In one of my ongoing projects, I am exploring the emotional and motivational underpinnings behind different types of prosocial behavior. I particularly interested in answering questions such as: what types of emotions cause people to cooperate with others? To help those in need? How do these emotions differ from those that motivate people to refrain from cheating, lying or stealing? In another project, I am exploring the effect that "negative" moral emotions, such as anger, have on moral behavior.
Mindfulness and meditation training have a myriad of positive outcomes - among which are improved self-control and emotion regulation. But how exactly does mindfulness improve self-control? What are the mechanisms by which mindfulness enhances emotion regulation? I have begun to explore some of these questions through the use of electroencephalography (EEG). The results of my research suggest that mindfulness may lead to improvements in executive function because it enhances emotional acceptance, as well as brain-based signals of conflict monitoring. In other words, I have found that mindful people show heightened neural reactions to their own errors on a task, but that they are also more accepting of these errors.
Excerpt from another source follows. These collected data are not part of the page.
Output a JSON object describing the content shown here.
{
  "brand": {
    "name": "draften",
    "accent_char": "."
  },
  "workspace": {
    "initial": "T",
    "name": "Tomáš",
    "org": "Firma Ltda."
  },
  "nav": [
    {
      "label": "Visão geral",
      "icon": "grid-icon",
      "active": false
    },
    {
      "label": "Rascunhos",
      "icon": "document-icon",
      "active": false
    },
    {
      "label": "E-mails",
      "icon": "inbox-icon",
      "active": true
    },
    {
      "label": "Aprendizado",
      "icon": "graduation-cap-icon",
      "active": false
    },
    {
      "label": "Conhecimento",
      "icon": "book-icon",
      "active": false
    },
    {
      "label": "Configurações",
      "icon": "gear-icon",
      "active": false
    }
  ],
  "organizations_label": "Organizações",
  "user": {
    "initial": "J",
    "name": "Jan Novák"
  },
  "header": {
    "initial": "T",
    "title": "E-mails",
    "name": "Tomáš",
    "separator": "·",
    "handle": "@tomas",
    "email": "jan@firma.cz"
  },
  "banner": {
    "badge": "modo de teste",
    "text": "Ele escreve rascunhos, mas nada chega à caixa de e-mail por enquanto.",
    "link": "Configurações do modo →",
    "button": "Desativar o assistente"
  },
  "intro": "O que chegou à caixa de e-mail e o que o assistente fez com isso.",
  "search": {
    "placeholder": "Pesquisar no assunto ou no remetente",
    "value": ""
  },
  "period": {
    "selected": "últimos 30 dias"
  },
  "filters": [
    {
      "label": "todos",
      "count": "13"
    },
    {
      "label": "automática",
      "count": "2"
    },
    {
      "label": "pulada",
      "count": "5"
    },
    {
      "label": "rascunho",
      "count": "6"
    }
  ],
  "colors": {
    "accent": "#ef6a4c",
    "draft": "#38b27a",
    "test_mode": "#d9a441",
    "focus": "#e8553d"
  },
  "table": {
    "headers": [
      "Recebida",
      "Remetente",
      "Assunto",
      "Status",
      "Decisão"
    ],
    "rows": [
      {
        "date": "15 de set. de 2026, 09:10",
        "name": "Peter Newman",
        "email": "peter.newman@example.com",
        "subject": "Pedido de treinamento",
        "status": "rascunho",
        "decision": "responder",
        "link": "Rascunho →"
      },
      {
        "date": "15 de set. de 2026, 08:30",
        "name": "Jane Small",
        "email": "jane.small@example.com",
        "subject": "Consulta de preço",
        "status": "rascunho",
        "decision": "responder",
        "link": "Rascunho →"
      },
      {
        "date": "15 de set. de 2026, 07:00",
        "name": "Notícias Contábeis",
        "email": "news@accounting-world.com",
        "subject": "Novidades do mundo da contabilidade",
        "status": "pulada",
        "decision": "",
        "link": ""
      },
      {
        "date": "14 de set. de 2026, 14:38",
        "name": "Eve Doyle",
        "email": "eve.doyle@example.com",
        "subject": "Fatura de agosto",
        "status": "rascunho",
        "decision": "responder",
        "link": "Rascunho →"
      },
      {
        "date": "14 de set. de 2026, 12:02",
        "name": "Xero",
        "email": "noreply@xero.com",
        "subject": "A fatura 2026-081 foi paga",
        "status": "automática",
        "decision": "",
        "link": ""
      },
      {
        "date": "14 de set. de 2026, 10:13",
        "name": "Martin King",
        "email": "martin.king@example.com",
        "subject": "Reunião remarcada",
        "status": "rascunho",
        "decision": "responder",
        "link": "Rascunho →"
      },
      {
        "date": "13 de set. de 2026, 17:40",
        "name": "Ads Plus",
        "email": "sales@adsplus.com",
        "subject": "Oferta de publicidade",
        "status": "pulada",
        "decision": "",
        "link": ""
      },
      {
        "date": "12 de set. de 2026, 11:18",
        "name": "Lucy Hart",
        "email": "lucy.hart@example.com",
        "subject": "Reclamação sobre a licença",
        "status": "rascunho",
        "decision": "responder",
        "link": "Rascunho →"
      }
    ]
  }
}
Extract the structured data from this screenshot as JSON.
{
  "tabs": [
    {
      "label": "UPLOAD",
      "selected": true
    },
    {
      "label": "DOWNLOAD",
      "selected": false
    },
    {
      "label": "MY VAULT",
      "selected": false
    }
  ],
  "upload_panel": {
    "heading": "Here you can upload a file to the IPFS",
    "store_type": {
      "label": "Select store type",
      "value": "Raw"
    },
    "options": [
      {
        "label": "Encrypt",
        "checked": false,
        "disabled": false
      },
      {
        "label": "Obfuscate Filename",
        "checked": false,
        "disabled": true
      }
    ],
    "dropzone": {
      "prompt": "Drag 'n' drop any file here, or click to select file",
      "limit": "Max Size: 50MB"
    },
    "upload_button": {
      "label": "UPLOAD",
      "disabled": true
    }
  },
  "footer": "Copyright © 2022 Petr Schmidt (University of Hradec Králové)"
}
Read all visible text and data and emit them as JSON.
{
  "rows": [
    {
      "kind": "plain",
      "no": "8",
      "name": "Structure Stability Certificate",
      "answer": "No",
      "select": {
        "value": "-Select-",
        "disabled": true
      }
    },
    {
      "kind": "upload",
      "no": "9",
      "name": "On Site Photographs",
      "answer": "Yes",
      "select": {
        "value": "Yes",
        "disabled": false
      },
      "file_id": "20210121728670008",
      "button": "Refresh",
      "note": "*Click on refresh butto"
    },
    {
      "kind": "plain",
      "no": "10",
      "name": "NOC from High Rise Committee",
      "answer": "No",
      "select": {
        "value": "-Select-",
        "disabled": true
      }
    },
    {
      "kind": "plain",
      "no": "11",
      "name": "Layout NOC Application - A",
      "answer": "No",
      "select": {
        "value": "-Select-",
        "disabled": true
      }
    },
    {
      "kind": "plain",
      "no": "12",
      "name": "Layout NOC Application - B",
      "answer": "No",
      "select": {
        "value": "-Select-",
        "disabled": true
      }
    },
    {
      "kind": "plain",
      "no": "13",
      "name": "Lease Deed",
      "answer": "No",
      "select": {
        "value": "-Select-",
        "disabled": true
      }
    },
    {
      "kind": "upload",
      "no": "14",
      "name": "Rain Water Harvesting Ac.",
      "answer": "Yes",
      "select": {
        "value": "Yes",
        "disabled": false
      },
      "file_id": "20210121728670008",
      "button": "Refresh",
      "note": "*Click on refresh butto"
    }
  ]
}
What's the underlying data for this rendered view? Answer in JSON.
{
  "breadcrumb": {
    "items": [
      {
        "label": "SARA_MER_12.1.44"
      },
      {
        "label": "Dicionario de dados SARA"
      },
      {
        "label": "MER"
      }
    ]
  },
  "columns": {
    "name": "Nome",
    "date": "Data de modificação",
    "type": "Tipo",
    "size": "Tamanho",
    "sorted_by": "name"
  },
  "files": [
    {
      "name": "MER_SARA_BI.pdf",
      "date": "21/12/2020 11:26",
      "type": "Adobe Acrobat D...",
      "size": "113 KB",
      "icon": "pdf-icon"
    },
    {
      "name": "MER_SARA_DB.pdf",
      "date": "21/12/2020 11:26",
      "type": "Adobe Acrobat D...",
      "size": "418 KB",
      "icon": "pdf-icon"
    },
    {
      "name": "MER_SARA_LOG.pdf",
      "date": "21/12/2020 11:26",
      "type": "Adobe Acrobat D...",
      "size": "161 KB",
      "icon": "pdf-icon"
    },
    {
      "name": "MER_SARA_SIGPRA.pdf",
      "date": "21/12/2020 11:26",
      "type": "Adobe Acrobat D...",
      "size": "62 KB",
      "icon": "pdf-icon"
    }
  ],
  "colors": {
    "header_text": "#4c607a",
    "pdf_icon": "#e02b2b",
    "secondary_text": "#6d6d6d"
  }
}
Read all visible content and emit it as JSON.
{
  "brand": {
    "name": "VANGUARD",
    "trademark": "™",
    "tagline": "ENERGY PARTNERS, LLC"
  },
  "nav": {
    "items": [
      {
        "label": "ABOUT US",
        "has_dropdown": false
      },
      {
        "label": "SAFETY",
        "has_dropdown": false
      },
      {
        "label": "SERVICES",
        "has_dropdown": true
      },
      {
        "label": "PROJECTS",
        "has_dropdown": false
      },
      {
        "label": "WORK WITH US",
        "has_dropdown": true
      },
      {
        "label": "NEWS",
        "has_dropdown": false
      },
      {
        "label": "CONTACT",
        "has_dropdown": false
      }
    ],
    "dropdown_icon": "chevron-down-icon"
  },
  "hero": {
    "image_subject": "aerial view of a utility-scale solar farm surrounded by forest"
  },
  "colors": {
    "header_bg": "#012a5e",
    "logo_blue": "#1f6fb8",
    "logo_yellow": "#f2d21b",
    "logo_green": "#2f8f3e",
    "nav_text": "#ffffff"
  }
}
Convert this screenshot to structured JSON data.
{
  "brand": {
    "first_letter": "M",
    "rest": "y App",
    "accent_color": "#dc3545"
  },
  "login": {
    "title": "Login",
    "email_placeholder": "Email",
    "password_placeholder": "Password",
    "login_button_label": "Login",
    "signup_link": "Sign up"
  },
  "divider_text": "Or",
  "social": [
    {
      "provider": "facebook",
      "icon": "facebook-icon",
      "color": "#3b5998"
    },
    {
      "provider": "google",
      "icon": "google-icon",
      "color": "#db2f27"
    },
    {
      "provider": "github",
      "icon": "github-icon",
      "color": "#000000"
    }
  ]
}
This accepting attitude, in turn, leads to improved task performance (Teper & Inzlicht, 2013).
The results of this study imply that rather than dampening all emotional experience, mindfulness may actually promote a non-judgmental acceptance to stimuli in the experiential field. This sort of acceptance may be instrumental in facilitating self-control by promoting a sensitivity to cues that signal when control is needed (Teper, Segal, & Inzlicht, 2013).
In a related study, I have found that mindful acceptance predicts attenuated neural reactions in response to rewarding performance feedback on a task. This suggests that mindful individuals may be less swayed by immediate rewards, and may offer additional insight into the mechanism by which mindfulness enhances executive function (Teper & Inzlicht, 2014). Taken together, my research on mindfulness suggests that mindfulness may help curb the impulsive pursuit of immediate rewards, but may heighten sensitivity to internal affective cues that signal when control is needed.
Currently, I am interested in the role that mindfulness plays in influencing prosocial behaviors.